初投稿となりますので、簡単に自己紹介させていただきます。
経歴としては、10数年ほどRed Hat系Linuxの構築から運用監視を生業にしておりました。趣味は釣りで、社内の釣り部にも所属しております。今年も日焼けにやられて痛い目を見ています…
さて、早速ですが掲題のgronでjsonの扱いが楽になった、について。
まずはgronの紹介からはじめさせていただきます。
gronはgithubにて公開されているjsonをgrepしやすい形に置き換える(Make JSON greppable!)ツールです。
https://github.com/tomnomnom/gron
また、gronで変換した形式から、json形式に戻すこともできるため情報の切り出しにとても便利なツールとなっています。
インストールもとても簡単で、ダウンロードして解凍したファイルを使うだけ、となります。
ダウンロードしたファイルを解凍 -sh-4.2$ tar zxf gron-linux-386-0.5.2.tgz 解凍後のファイルの権限確認 -sh-4.2$ ls -lh gron -rwxr-xr-x 1 yuo Domain Users 5.8M Apr 4 19:15 gron 動作確認(バージョン情報表示) -sh-4.2$ ./gron --version gron version 0.5.2
あとは上記ファイルをパスが通っているディレクトリ(例:/usr/local/bin)に置くと、より一層便利にご利用いただけます。
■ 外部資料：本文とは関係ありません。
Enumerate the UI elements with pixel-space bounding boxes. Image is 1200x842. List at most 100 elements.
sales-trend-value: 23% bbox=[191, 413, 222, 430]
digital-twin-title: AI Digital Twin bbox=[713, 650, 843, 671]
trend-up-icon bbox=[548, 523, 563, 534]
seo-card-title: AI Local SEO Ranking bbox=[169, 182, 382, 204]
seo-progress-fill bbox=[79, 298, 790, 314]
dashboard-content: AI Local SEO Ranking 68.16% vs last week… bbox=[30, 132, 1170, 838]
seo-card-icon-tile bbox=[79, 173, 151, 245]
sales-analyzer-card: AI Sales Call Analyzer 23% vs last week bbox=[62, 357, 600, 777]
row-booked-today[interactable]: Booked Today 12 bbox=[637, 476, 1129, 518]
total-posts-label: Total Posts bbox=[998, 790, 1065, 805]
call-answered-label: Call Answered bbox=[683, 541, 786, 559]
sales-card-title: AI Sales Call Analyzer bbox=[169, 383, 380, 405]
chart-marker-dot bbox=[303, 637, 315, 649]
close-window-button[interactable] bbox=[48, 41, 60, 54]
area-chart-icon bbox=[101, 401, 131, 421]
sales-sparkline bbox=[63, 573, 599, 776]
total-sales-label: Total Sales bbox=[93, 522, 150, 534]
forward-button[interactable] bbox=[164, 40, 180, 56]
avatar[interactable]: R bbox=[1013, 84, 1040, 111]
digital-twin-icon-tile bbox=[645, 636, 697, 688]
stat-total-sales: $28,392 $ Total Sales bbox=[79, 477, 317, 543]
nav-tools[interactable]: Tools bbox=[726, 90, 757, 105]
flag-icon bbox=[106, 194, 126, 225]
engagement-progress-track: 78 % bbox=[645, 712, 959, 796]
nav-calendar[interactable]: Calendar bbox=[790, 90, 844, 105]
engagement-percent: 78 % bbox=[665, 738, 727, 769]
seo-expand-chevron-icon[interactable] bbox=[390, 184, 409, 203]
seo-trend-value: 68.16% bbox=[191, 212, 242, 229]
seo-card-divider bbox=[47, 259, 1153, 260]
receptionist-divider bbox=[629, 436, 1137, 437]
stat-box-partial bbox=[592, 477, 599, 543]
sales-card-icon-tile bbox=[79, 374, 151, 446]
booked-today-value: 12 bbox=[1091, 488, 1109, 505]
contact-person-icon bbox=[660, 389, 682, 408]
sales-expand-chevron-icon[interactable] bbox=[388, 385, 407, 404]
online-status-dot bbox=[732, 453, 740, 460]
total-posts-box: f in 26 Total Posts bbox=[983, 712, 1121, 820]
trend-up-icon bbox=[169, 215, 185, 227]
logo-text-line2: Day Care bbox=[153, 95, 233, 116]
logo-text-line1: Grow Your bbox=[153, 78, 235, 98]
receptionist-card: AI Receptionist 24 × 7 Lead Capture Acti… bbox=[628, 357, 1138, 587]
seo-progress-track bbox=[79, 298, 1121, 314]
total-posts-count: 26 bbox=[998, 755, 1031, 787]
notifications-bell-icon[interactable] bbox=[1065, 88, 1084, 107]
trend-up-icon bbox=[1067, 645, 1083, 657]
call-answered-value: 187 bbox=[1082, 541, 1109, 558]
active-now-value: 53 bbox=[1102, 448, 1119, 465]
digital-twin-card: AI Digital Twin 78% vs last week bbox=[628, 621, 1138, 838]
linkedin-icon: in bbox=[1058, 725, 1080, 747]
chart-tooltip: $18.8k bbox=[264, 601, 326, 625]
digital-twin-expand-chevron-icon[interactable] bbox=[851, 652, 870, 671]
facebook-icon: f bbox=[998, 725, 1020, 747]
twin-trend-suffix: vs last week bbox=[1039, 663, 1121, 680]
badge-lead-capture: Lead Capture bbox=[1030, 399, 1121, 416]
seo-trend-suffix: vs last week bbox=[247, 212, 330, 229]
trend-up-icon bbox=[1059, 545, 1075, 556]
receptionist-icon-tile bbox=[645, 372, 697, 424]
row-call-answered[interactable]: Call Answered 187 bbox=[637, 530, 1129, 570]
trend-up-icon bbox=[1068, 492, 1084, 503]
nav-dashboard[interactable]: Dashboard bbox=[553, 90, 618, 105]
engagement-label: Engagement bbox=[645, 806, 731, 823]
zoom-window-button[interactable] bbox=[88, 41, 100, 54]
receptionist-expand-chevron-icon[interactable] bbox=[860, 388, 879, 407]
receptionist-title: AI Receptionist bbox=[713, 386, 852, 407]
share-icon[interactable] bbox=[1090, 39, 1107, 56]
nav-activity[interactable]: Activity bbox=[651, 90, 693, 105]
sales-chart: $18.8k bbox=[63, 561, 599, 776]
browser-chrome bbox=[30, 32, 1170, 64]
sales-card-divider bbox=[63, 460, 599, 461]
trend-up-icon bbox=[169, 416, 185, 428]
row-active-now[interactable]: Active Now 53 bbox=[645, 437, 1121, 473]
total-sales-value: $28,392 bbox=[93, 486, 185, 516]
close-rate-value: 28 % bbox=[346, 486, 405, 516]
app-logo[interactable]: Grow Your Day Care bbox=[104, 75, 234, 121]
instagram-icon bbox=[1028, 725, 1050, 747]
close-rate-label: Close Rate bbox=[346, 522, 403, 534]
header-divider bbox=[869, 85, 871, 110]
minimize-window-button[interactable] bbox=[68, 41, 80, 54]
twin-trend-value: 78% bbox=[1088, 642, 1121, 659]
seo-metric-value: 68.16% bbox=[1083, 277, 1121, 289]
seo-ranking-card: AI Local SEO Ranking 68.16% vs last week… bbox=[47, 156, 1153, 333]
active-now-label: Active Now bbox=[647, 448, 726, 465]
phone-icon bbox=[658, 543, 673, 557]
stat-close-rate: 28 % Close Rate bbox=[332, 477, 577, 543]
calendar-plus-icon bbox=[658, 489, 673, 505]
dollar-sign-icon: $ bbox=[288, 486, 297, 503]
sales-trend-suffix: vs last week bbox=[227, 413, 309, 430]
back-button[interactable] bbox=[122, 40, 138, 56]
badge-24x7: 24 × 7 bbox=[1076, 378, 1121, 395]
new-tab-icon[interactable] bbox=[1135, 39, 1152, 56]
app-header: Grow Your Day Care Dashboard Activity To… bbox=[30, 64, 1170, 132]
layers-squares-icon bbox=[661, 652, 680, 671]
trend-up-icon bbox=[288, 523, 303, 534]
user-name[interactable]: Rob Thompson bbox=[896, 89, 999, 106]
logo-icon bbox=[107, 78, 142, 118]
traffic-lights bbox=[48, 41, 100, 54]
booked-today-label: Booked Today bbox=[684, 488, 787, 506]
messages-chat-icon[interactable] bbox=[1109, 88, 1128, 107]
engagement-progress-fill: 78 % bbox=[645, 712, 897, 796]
さて、続いてはjsonの扱いが楽になった件、どんな点が楽になったかを下記のデータを例にして説明致します。
-sh-4.2$ cat test.txt [{"Server_A": {"customer": "AAA corp","role": "WEB"},"Server_B": {"customer": "BBB build","role": "e-mail"},"Server_C": {"customer": "CCC games","role": "gaming"},"Server_D": {"customer": "DDD corp","role": "WEB"},"Server_E": {"customer": "EEE corp","role": "e-mail"}}]
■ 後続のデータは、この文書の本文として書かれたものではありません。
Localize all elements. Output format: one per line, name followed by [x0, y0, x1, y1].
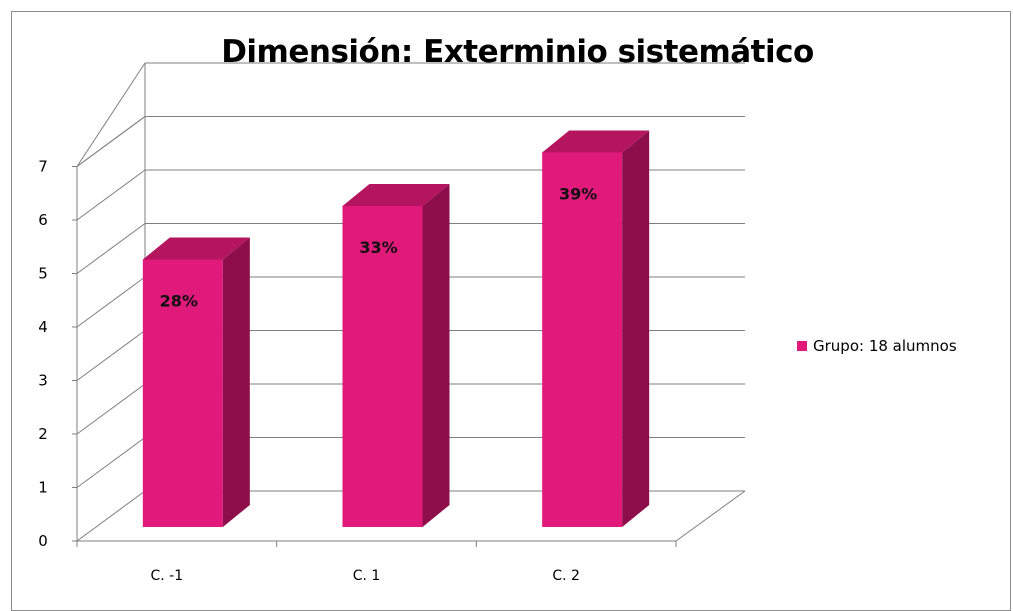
data-label: 33% — [359, 238, 397, 257]
data-label: 28% — [160, 292, 198, 311]
gridline-depth — [76, 116, 146, 167]
bar-top — [342, 184, 450, 206]
bar: 28% — [142, 237, 250, 527]
chart-title: Dimensión: Exterminio sistemático — [221, 34, 814, 70]
y-tick-label: 0 — [38, 532, 48, 550]
legend-label: Grupo: 18 alumnos — [813, 337, 957, 355]
y-tick-label: 1 — [38, 479, 48, 497]
bar-side — [622, 130, 650, 527]
bar-side — [422, 184, 450, 527]
bars: 28% 33% 39% — [142, 130, 650, 527]
x-category-label: C. 2 — [552, 568, 580, 584]
x-category-label: C. 1 — [353, 568, 381, 584]
floor-left-edge — [76, 490, 146, 542]
bar-side — [222, 237, 250, 527]
bar-top — [542, 130, 650, 153]
legend: Grupo: 18 alumnos — [797, 337, 957, 355]
y-tick-label: 4 — [38, 318, 48, 336]
axes: 0 1 2 3 4 5 6 7 C. -1 C. 1 C. 2 — [38, 158, 677, 584]
gridline-depth — [76, 223, 146, 274]
y-tick-label: 5 — [38, 265, 48, 283]
gridline-depth — [76, 330, 146, 381]
y-tick-label: 7 — [38, 158, 48, 176]
bar-front — [342, 206, 423, 527]
floor-right-edge — [675, 490, 746, 542]
bar-front — [142, 259, 223, 527]
wall-corner — [76, 62, 146, 167]
bar: 33% — [342, 184, 450, 527]
gridline-depth — [76, 276, 146, 328]
y-tick-label: 3 — [38, 372, 48, 390]
gridline-depth — [76, 437, 146, 488]
bar: 39% — [542, 130, 650, 527]
gridline-depth — [76, 383, 146, 435]
gridline-depth — [76, 169, 146, 221]
bar-front — [542, 152, 623, 527]
data-label: 39% — [559, 185, 597, 204]
x-category-label: C. -1 — [151, 568, 184, 584]
bar-top — [142, 237, 250, 260]
y-tick-label: 6 — [38, 211, 48, 229]
y-tick-label: 2 — [38, 425, 48, 443]
legend-swatch — [797, 341, 807, 351]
上記は成形前のデータとなります。とても人間が読みたくなる代物ではありません。また、grepやsed、awkなどのコマンドで必要な情報を取得するのも、とても難しい状態です。
次に、jqを使って可読性の高いフォーマットに成形したものが下記になります。
-sh-4.2$ cat test.txt | jq . [ { "Server_A": { "customer": "AAA corp", "role": "WEB" }, "Server_B": { "customer": "BBB build", "role": "e-mail" }, "Server_C": { "customer": "CCC games", "role": "gaming" }, "Server_D": { "customer": "DDD corp", "role": "WEB" }, "Server_E": { "customer": "EEE corp", "role": "e-mail" } } ]
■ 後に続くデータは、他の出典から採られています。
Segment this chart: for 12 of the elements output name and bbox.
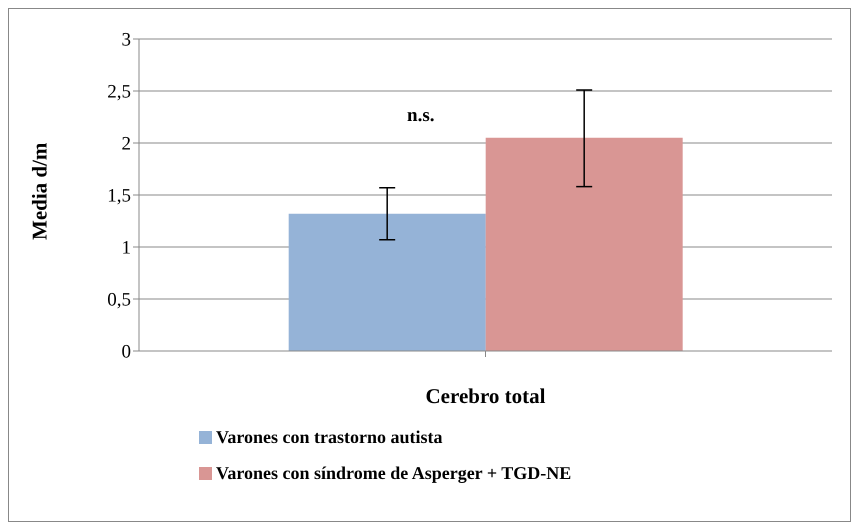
legend-label: Varones con trastorno autista [216, 426, 443, 448]
y-tick-label: 0,5 [107, 290, 131, 311]
legend-label: Varones con síndrome de Asperger + TGD-NE [216, 462, 572, 484]
y-tick-label: 2 [122, 134, 131, 155]
y-axis-title: Media d/m [27, 142, 52, 240]
x-axis-title: Cerebro total [426, 384, 546, 408]
y-tick-label: 1,5 [107, 186, 131, 207]
y-tick-label: 1 [122, 238, 131, 259]
y-tick-label: 3 [122, 30, 131, 51]
annotation: n.s. [407, 105, 434, 127]
y-tick-label: 0 [122, 342, 131, 363]
y-tick-label: 2,5 [107, 82, 131, 103]
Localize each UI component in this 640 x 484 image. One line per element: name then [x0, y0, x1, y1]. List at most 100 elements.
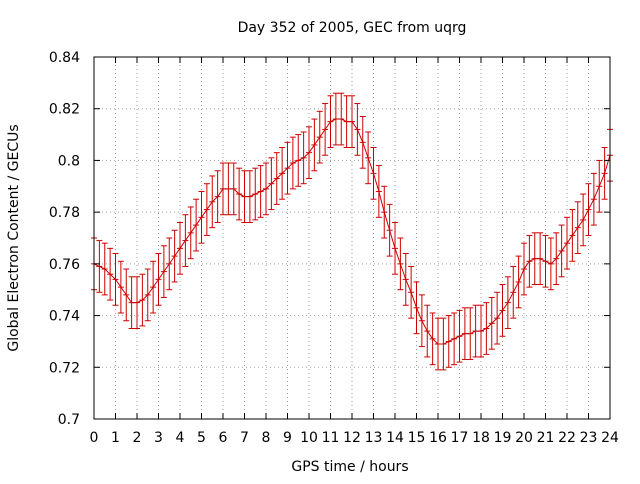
error-bar: [203, 183, 210, 236]
error-bar: [440, 317, 447, 371]
error-bar: [101, 242, 108, 296]
error-bar: [574, 201, 581, 255]
x-tick-label: 17: [451, 430, 469, 446]
y-tick-label: 0.8: [58, 153, 80, 169]
x-axis-label: GPS time / hours: [291, 459, 408, 475]
y-tick-label: 0.72: [49, 360, 80, 376]
error-bar: [542, 234, 549, 288]
error-bar: [553, 232, 560, 286]
error-bar: [408, 265, 415, 319]
error-bar: [521, 242, 527, 296]
error-bar: [263, 162, 269, 216]
error-bar: [150, 260, 157, 314]
error-bar: [456, 309, 463, 363]
y-tick-label: 0.76: [49, 257, 80, 273]
error-bar: [198, 190, 205, 244]
error-bar: [107, 247, 114, 301]
error-bar: [510, 265, 517, 319]
y-tick-label: 0.82: [49, 102, 80, 118]
error-bar: [214, 170, 221, 223]
x-tick-label: 3: [154, 430, 163, 446]
error-bar: [246, 170, 253, 223]
y-tick-label: 0.7: [58, 412, 80, 428]
error-bar: [413, 281, 420, 335]
error-bar: [585, 183, 592, 236]
error-bar: [558, 224, 565, 278]
error-bar: [332, 92, 339, 146]
error-bar: [182, 214, 189, 267]
error-bar: [279, 147, 286, 200]
x-tick-label: 22: [558, 430, 576, 446]
error-bar: [338, 92, 345, 146]
error-bar: [220, 162, 226, 216]
x-tick-label: 16: [429, 430, 447, 446]
error-bar: [155, 253, 162, 306]
error-bar: [171, 229, 178, 283]
error-bar: [230, 162, 237, 216]
error-bar: [370, 147, 377, 200]
error-bar: [397, 237, 404, 291]
x-tick-label: 6: [219, 430, 228, 446]
x-tick-label: 11: [322, 430, 340, 446]
error-bar: [166, 237, 173, 291]
error-bar: [268, 157, 275, 211]
error-bar: [306, 126, 312, 180]
error-bar: [96, 240, 103, 293]
x-tick-label: 5: [197, 430, 206, 446]
error-bar: [451, 312, 458, 366]
x-tick-label: 20: [515, 430, 533, 446]
ticks: 0 1 2 3 4 5 6 7 8 9 10 11 12 13 14 15 16 17 18 19 20 21 22 23 24…: [49, 50, 619, 446]
error-bar: [177, 221, 183, 275]
error-bar: [418, 294, 425, 348]
x-tick-label: 2: [133, 430, 142, 446]
chart-title: Day 352 of 2005, GEC from uqrg: [238, 20, 467, 36]
error-bar: [429, 312, 436, 366]
error-bar: [590, 172, 597, 226]
error-bar: [123, 268, 130, 322]
error-bar: [435, 317, 441, 371]
x-tick-label: 4: [176, 430, 185, 446]
error-bar: [564, 216, 570, 270]
error-bar: [580, 193, 587, 247]
error-bar: [311, 118, 318, 172]
y-tick-label: 0.74: [49, 309, 80, 325]
error-bar: [257, 165, 264, 218]
error-bar: [343, 95, 350, 148]
x-tick-label: 21: [537, 430, 555, 446]
error-bar: [386, 203, 393, 257]
error-bar: [531, 232, 538, 286]
x-tick-label: 18: [472, 430, 490, 446]
error-bar: [354, 103, 361, 156]
error-bar: [547, 237, 554, 291]
x-tick-label: 8: [262, 430, 271, 446]
error-bar: [569, 209, 576, 262]
x-tick-label: 12: [343, 430, 361, 446]
y-axis-label: Global Electron Content / GECUs: [6, 124, 22, 351]
error-bar: [241, 170, 248, 223]
error-bar: [381, 185, 388, 239]
error-bar: [160, 245, 167, 298]
x-tick-label: 0: [90, 430, 99, 446]
error-bar: [225, 162, 232, 216]
error-bar: [349, 95, 355, 148]
error-bar: [499, 284, 506, 337]
error-bar: [273, 152, 280, 205]
error-bar: [478, 304, 484, 358]
error-bar: [483, 302, 490, 355]
error-bar: [327, 95, 334, 148]
error-bar: [601, 147, 608, 200]
error-bar: [461, 307, 468, 361]
error-bar: [134, 276, 140, 329]
error-bar: [236, 167, 243, 221]
error-bar: [252, 167, 259, 221]
error-bar: [445, 315, 452, 368]
error-bar: [209, 175, 216, 229]
error-bar: [187, 206, 194, 260]
error-bar: [289, 136, 296, 190]
error-bar: [504, 276, 511, 329]
x-tick-label: 1: [111, 430, 120, 446]
error-bar: [112, 253, 119, 306]
error-bar: [467, 307, 474, 361]
x-tick-label: 9: [283, 430, 292, 446]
改行とインデントが施されるだけで大幅に読みやすくなりました。
しかし、実際に特定の情報を取得しようとしたときに困るケースがあります。
例えば、上記のデータで「KeyがroleでValueがWEBのオブジェクトだけを取り出したい」となった場合、オブジェクトの配下にroleが置かれているため、まず各オブジェクト名を取得し、そのオブジェクトの中のroleをチェックするという形になると思います。
しかし、gronを通して見てみますと下記の様になります。
-sh-4.2$ cat test.txt | gron json = []; json[0] = {}; json[0].Server_A = {}; json[0].Server_A.customer = "AAA corp"; json[0].Server_A.role = "WEB"; json[0].Server_B = {}; json[0].Server_B.customer = "BBB build"; json[0].Server_B.role = "e-mail"; json[0].Server_C = {}; json[0].Server_C.customer = "CCC games"; json[0].Server_C.role = "gaming"; json[0].Server_D = {}; json[0].Server_D.customer = "DDD corp"; json[0].Server_D.role = "WEB"; json[0].Server_E = {}; json[0].Server_E.customer = "EEE corp"; json[0].Server_E.role = "e-mail";
人間には若干読みにくい形式ではありますが、Valueごとに配列やオブジェクトを1行の階層構造の様にまとめて表記しています。
さて、本題ですが、本家README で宣言されている Make JSON greppable! の言葉通り、gronを通したデータはgrepしやすい形式になっております。極端に言えば、role が WEB である情報だけを取得したい場合は下記の様にするだけでOKです。
-sh-4.2$ cat test.txt | gron |grep WEB json[0].Server_A.role = "WEB"; json[0].Server_D.role = "WEB";
grepした結果を再度json形式に戻したい場合は次の様にして簡単に戻せます。
-sh-4.2$ cat test.txt | gron |grep WEB | gron --ungron [ { "Server_A": { "role": "WEB" }, "Server_D": { "role": "WEB" } } ]
また、1行にValueまでの情報がまとめられていますので、grepした結果をsedやawkを使って自由に成形できる、というのも(お行儀悪いかもですが)個人的には大変助かっております。
APIを使って取得したjson形式のデータを取り扱おう、とした時にgrepやsed、awkといったサーバエンジニアが普段使いするコマンドと相性が良いとは言えず、jqと繰り返し処理を駆使して必要な情報を取得する… という苦労をした方は少なくないと思います。そういった時に、gronを使えばいつもの調子で抽出や成形ができてしまいます。
本格的にjson形式のデータと向き合うのであれば各種parserを利用するのがベターな方法だとは思います。しかし、Linux操作の延長としてjson形式のデータを扱えるというのは、json形式でデータを提供してくれるAPIなどを扱うことへの障壁を1つ下げることができる、ということにつながるのではないでしょうか。
私的にではありますが「ひとまずやってみる」という気軽さを提供できるのが、gronの素晴らしいところだと感じています。
以上、最後までお読みいただきありがとうございました。